Additional Shoot Considerations
As you can see, like, that actually was a pretty, I mean, normally, we'd be outside and moving around, but that's how I interact with my families. I am super open; I'm joking. We're, like, just being together, having fun. We're actually having a good time together. This is not a torturous situation. This is fun. So, try to just relax and enjoy it. It's really, and I, like, this is actually the first time that I've met these people. We have some mutual friends. But now, I'm like, we know each other now, right? So, it's just a fun experience. Okay, so a few things to keep in mind. Don't forget the details. So in, this is a sitting pose. The little boy is sitting in his mom's lap. There are so many opportunities within every pose to capture all of these magical details that are present in a family. But, in little kids, you can get their eyelashes, their wisps of hair, his little hand. You could've got his, I could've got his hand on that stick. So, so many details. So, you have to be aler...
t to them and ready for that, okay. And, you have to work kind of fast. But, don't forget the details. You really want to make sure that you're getting variety in each pose, that you're offering many different perspectives. So, you probably notice that I would pose them, and I would get the whole picture. And then, I would go in and just take pictures of all the different things that were happening within the pose. This is really, really important for a lot of reasons. One, it helps to get variety in your gallery. But two, what if the family isn't so cooperative, and you only get, like, two or three really good poses in? You want to make sure to maximize each one of those poses so that you're getting lots of different shots. So, this is, you saw me do this pose. I love it. So, you'll see me do it all the time. And then, I just got in there and got all the different details. There's his little hand, touching her necklace. And this is, just essentially, a different perspective, you know, coming from above and then, getting mom, holding him like that. Okay, never put your camera away. Like I said, I am the Sherpa. I will carry it, and I will carry everyone's things. And, I want to capture all of the moments because you just don't know when something awesome is gonna happen. So, you have to be ready. Sometimes, as we're transitioning or as you're posing, like, I wasn't doing that as much, here, 'cause I couldn't hang it on my neck because they told me I had to stop. But, normally, I hang my camera on my neck, and I'll be posing. And then, I notice that, like, over here, the little one's giggling or doing something amazing. And, I'll go over really quick and shoot that and then continue to pose. So, you never want to put your camera away. You always have to be ready for these really great moments. And, every moment in-between. They're always happening, always, always. This is family. There is not another dynamic that is more connected, that is more complicated, that has more opportunities for this kind of photo. So, you just have your eyes open, okay. Capture what you feel. This is like, for me, this is something that I feel. I know exactly what that feels like, to have my hand on my little one's head. So, that's just me. You may not have felt that. But, whatever it is that you feel, capture it, every moment in-between.
Do you know what type of backpack that you use?
Yes, that is an Amazon backpack. I think it was, like, 35 dollars. I have a really expensive camera bag that I spent way too much money on that I never use because this thing is so darn practical and so easy to take around, yeah.

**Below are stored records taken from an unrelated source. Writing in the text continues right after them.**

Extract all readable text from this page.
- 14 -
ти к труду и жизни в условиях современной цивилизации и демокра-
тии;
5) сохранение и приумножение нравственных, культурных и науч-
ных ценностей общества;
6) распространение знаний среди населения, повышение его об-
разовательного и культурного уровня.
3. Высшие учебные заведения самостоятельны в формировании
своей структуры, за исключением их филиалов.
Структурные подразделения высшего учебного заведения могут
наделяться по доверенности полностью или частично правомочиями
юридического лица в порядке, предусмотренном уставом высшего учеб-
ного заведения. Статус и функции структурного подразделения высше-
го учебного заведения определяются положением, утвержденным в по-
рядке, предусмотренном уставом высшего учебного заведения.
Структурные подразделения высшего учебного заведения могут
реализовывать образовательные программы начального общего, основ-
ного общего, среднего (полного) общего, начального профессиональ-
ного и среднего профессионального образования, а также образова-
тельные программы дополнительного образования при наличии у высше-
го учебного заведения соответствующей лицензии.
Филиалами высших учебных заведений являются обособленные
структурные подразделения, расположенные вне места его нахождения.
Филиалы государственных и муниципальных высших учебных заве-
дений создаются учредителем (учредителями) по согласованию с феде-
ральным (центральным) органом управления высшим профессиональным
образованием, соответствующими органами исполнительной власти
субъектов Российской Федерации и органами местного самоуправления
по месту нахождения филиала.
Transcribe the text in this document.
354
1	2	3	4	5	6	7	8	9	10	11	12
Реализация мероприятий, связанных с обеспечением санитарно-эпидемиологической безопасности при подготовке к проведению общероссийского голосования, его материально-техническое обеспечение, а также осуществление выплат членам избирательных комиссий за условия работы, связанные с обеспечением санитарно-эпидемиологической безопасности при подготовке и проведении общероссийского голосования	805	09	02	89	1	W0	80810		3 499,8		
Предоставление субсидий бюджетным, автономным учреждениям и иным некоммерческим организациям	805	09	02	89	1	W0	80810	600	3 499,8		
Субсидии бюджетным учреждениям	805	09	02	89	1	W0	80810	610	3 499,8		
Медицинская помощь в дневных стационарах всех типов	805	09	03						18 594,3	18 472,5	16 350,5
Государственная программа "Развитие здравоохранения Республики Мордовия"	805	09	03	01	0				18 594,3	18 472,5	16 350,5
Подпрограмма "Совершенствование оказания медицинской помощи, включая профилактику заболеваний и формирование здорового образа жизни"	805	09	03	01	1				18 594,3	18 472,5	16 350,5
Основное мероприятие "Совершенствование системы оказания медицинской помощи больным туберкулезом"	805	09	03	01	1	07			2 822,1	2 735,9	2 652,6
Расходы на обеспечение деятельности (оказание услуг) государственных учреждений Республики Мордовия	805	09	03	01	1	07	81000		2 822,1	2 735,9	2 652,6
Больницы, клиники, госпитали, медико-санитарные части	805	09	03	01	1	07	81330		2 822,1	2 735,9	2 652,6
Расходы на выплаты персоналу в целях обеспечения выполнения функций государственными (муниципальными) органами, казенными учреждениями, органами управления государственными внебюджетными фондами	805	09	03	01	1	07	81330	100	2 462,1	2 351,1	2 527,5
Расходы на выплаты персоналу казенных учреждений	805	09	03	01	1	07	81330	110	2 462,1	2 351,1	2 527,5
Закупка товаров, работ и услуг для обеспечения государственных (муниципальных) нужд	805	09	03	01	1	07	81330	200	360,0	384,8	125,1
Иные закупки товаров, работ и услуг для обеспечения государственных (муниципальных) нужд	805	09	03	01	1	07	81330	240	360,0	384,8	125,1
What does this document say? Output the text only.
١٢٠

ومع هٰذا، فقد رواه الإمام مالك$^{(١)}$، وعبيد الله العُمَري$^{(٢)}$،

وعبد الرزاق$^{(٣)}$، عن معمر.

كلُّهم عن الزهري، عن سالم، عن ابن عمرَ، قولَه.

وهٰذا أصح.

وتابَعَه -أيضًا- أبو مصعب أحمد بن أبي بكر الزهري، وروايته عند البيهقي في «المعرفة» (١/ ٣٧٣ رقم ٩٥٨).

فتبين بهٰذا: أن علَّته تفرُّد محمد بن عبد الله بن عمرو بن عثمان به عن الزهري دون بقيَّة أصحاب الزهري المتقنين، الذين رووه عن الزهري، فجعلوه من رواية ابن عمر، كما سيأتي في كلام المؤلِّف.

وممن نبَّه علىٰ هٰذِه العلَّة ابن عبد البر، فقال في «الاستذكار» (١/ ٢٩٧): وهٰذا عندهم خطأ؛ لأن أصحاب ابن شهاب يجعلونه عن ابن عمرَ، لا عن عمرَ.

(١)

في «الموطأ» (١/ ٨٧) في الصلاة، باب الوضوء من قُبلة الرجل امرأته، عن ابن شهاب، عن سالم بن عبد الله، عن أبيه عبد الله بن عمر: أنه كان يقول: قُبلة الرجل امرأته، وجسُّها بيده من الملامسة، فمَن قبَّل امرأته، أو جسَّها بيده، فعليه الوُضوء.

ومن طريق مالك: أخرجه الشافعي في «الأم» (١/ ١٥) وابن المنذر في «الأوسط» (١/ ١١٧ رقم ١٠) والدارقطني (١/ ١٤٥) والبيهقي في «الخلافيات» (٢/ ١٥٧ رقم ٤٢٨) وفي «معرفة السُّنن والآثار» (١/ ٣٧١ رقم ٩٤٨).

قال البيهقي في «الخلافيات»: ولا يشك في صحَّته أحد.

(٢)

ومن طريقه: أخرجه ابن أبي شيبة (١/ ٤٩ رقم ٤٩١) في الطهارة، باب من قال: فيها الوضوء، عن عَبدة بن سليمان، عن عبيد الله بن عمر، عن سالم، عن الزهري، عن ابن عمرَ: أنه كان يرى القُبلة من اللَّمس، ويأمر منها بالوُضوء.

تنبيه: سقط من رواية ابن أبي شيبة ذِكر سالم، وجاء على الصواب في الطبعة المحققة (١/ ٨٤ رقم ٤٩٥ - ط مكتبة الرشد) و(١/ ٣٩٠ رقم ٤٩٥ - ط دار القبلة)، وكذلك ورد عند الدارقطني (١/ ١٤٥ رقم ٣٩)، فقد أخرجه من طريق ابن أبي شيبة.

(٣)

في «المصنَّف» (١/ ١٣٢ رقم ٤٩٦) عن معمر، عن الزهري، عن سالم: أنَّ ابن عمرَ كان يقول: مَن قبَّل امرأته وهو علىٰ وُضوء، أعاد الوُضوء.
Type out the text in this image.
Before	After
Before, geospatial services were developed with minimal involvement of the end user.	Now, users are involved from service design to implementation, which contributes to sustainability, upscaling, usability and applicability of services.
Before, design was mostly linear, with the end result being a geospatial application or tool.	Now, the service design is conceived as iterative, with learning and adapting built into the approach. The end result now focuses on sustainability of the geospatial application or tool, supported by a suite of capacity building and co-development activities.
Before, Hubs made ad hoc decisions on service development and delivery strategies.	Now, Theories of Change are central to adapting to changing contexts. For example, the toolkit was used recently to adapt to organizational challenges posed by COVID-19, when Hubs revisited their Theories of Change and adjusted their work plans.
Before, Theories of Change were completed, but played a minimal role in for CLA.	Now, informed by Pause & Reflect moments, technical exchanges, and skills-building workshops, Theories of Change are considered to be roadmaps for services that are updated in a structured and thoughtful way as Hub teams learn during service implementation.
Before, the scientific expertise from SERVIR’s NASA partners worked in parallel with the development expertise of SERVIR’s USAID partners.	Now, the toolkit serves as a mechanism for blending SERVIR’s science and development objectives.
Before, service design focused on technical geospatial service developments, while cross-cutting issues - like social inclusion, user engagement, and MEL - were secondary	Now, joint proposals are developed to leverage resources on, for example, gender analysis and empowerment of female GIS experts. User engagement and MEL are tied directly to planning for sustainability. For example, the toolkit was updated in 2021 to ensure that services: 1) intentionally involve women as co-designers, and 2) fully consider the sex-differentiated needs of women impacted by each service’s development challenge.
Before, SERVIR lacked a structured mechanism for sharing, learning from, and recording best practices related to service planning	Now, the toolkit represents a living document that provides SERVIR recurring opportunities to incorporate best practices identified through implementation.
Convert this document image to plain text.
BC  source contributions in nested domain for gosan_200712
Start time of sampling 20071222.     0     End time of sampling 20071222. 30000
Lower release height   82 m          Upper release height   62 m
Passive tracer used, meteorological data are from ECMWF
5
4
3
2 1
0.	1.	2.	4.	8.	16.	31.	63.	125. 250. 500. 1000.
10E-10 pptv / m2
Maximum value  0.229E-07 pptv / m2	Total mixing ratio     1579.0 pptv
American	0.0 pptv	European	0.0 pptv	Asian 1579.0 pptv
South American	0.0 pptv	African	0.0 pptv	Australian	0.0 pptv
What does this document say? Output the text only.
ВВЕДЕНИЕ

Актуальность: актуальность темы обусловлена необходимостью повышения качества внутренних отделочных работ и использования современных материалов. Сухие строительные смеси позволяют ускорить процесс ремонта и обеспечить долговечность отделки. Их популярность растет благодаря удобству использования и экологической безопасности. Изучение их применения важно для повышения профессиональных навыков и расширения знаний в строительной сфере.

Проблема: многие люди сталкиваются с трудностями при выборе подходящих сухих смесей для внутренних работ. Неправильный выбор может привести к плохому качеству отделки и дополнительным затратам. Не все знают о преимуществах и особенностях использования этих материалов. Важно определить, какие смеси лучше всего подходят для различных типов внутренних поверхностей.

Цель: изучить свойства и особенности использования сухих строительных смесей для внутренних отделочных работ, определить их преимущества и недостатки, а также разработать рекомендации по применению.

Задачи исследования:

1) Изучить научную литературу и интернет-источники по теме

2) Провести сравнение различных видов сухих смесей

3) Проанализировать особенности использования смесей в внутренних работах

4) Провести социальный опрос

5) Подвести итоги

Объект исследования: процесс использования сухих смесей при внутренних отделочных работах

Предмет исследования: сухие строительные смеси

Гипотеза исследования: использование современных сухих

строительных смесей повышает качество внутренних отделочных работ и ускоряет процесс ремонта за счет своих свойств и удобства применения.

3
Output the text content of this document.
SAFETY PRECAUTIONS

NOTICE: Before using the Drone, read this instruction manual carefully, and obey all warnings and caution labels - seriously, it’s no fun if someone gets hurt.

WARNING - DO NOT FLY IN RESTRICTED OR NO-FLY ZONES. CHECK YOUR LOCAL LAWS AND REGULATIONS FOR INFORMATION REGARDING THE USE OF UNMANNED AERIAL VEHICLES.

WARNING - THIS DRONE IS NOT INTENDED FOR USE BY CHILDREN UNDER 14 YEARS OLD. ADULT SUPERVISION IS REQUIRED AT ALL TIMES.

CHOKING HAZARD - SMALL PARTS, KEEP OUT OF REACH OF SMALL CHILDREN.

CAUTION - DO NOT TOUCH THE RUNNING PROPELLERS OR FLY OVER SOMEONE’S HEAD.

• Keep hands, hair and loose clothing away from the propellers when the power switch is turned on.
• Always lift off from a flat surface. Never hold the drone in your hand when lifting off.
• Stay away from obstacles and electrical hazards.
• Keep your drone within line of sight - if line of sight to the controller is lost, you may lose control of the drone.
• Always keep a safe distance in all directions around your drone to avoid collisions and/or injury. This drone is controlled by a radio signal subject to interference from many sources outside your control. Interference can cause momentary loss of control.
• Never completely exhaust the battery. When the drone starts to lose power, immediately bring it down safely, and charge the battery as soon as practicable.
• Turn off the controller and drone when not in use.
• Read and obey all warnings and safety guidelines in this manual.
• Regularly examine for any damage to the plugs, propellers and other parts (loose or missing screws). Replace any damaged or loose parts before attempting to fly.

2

I'm a casual person. (laughing)
Now, once again, this is from Arianne, who says, "How do you do this at your focal point at 2.8?" And, I know we talked about it earlier, but we just saw you in action. And, I know especially for beginners, just understanding that you can get people in focus.
Yeah, and let's see what actually happens, 'cause this was--
Or, or if not, that that's okay, too. Talk us through that again.
Right, okay. That's one that always, really, is mystifying for people. And, I think it's because what we were trained to believe is that, and it's true, I mean, that when you're closed down like that, you have a, or when you're wide open like that, you have a more shallow depth of field. So, it's true. But, if you have everybody really close together, they're all gonna be on the same focal plane. If you're using your really fast shutter speed, then you're gonna be freezing that motion. So, that helps with focus as well. And, if you're further away from them, like when I'm getting the whole group shot, then that gives you some forgiveness in the depth of field. So, in all honesty, my reason for shooting wide open is very much a stylistic choice. I really like the softness that it yields. I like to tell my viewer where I want them to look by only focusing on part of the image. So, it's okay if you don't want to shoot that way. That's just what I like to do.